Le seul point aveugle, si l’on peut dire, du dispositif, était l’occultation temporaire de l’ouïe en cas de bruit soudain et violent. Par sécurité, un diaphragme mécanique obturait le conduit auditif, le temps que le contre signal électronique neutralise le son avec une fiabilité de 99,5%. Cela ne durait pas plus de deux secondes ; le prix de la sécurité. On pouvait d’ailleurs y trouver un avantage considérable, car les buds préservaient l’oreille des jeunes dans raves et boîtes de nuit – si du moins ils acceptaient de les porter.
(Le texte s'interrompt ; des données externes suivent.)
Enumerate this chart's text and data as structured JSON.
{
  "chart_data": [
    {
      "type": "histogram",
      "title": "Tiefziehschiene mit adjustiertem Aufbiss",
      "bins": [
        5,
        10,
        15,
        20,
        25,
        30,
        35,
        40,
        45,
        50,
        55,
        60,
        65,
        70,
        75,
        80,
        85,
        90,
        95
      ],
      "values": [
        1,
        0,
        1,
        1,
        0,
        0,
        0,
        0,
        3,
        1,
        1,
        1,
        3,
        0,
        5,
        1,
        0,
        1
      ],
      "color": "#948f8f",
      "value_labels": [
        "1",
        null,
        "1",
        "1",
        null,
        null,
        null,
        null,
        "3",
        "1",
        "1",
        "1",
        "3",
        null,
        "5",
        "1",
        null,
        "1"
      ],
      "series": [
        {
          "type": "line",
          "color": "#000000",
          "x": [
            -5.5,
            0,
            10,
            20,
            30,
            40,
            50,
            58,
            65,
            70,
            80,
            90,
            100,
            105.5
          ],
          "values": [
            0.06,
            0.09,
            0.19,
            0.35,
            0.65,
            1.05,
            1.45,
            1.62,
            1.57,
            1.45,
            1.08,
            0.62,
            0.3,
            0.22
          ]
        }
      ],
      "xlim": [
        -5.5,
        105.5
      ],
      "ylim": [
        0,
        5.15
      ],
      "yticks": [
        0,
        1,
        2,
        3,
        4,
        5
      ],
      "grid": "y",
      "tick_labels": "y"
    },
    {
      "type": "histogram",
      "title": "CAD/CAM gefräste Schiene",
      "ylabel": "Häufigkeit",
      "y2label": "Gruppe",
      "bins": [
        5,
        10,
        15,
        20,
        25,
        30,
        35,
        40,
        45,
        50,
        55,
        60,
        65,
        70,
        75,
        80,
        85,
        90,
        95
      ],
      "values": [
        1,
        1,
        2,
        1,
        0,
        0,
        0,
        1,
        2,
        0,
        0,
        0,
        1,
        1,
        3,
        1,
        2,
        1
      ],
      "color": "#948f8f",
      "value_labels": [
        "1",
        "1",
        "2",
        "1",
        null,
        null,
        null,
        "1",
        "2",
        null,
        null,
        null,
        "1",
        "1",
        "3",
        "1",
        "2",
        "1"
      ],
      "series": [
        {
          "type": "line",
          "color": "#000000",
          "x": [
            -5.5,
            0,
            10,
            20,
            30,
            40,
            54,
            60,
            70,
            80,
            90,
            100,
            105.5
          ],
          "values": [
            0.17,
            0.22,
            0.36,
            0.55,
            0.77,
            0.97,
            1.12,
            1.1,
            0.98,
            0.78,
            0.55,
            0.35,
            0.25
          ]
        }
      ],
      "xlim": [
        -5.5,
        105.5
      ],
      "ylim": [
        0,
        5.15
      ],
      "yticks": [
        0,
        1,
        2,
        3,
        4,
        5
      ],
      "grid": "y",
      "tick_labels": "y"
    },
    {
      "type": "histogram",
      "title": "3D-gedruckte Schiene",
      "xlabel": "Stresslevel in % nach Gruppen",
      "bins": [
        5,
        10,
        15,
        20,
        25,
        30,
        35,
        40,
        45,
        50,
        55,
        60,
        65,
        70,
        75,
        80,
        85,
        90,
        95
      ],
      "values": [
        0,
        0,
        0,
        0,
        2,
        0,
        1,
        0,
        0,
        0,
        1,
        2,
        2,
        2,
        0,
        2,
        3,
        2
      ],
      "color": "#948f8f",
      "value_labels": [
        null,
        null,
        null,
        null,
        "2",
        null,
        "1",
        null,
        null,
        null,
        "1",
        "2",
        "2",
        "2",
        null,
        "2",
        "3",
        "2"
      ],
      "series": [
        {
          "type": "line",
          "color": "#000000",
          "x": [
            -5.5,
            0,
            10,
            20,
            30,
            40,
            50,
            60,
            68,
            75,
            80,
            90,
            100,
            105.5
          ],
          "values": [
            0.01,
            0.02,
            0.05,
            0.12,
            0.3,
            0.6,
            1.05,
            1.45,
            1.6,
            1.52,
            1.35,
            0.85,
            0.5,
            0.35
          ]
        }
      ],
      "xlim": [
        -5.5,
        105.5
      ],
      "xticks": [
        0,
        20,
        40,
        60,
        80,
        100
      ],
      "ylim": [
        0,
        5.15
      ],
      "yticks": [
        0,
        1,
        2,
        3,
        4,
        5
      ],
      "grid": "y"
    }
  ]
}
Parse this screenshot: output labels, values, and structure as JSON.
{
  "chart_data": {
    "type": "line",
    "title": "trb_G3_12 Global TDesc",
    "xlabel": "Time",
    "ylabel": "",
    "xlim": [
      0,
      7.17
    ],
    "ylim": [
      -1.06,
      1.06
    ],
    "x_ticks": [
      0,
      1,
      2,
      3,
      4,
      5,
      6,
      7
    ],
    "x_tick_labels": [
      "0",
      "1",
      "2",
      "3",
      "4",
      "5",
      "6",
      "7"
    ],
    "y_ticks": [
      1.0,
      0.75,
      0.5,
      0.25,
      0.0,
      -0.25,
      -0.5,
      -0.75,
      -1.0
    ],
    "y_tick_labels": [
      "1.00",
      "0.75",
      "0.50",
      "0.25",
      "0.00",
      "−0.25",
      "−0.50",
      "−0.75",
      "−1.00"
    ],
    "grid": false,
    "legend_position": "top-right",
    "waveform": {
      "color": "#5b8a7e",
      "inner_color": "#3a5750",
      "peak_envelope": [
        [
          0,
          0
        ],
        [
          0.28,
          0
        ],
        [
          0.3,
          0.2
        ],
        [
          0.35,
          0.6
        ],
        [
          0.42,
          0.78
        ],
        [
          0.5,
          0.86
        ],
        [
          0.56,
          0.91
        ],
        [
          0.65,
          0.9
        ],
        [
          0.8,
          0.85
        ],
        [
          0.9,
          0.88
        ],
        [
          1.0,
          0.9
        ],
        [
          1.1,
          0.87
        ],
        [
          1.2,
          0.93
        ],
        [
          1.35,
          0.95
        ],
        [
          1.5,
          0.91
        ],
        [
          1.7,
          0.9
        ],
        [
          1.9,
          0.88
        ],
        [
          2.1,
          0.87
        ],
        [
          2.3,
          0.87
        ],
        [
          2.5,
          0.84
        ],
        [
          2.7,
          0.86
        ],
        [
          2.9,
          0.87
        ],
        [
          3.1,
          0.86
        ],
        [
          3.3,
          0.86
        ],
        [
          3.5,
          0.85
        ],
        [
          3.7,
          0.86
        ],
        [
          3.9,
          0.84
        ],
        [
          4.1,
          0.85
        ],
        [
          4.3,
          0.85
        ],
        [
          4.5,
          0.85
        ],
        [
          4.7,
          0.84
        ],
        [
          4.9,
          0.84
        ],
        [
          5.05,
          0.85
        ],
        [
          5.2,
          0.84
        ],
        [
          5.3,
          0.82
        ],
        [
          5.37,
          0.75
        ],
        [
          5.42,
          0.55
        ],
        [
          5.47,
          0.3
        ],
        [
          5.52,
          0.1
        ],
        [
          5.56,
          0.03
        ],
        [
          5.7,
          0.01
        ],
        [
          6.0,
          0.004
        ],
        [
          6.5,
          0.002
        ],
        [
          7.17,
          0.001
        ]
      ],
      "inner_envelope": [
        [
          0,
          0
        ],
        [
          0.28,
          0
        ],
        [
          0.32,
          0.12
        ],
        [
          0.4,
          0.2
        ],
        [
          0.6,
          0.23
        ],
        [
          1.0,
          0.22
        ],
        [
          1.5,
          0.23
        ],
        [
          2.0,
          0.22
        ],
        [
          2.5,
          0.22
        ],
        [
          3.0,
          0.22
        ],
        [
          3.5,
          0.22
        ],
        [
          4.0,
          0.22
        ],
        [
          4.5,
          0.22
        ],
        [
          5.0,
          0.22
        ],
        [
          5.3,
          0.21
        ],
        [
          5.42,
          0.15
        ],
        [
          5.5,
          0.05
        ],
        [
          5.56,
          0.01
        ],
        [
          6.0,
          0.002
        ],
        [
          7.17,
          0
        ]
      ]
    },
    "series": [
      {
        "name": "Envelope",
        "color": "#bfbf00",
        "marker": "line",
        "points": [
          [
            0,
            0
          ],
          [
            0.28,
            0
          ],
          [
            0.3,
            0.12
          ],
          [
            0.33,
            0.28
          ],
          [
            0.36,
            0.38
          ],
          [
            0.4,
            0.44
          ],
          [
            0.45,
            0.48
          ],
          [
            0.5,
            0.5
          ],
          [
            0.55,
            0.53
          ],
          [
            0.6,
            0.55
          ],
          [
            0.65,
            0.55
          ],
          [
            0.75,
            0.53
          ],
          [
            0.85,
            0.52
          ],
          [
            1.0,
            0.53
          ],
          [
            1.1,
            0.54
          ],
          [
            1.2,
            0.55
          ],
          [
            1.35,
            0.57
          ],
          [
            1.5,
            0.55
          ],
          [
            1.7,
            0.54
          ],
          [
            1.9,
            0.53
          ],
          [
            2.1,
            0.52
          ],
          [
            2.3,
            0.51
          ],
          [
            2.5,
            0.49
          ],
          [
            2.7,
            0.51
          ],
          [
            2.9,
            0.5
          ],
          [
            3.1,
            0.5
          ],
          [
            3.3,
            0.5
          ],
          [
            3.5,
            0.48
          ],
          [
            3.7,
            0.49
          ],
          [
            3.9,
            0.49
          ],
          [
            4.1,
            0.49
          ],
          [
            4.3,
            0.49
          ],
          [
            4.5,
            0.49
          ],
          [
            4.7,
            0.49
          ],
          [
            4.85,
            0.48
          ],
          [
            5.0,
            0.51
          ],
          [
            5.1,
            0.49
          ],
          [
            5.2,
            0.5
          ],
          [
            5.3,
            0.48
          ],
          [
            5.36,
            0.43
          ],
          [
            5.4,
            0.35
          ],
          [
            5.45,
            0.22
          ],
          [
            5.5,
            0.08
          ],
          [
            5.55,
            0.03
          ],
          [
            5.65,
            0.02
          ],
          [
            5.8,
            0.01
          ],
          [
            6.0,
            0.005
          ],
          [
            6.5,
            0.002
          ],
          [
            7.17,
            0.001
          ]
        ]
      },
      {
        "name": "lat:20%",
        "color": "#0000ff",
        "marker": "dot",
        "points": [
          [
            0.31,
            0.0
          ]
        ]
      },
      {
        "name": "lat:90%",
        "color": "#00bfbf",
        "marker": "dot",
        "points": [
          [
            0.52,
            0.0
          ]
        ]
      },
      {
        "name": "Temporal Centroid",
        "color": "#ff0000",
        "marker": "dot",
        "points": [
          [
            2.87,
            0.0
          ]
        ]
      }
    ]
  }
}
Les autorités avaient déjà pris la parole ; le discours du président touchait à sa fin. Plusieurs atterrissages et décollages avaient eu lieu depuis le début de la conférence, permettant aux auditeurs de constater que les buds, passées les deux secondes d’obturation– bien préférables au vacarme de réacteurs à peine puissance – permettaient d’écouter confortablement les orateurs. Au moment où le président proposait à l’assistance d’applaudir Marie Touchet, Directrice de l’aéroport et initiatrice du projet, le Boeing 737 du vol KL1460 mit les gaz à fond.

À cet instant précis, un caméraman qui se frayait son chemin sans ménagement vers l’estrade ouvrit son blouson. Il hurla quelque chose que personne n’entendit, grâce aux airport-buds. Personne non plus n’entendit l’explosion qui suivit, elle aussi neutralisée par le dispositif.

Il faut souligner que les survivants échappèrent aux surdités partielles ou temporaires, bourdonnements d’oreilles et autres dommages consécutifs à ce type d’attentat.

Le président, en surpoids assumé, fut simplement renversé par le souffle de l’explosion et projeté sur la rambarde. Il s’en tira avec de légères fractures, tandis que Marie, victime de ses 56 kilos, était éjectée de la terrasse et venait fracasser le plafond de verre de la coupole. Une injustice pondérale qu’aucun media ne releva.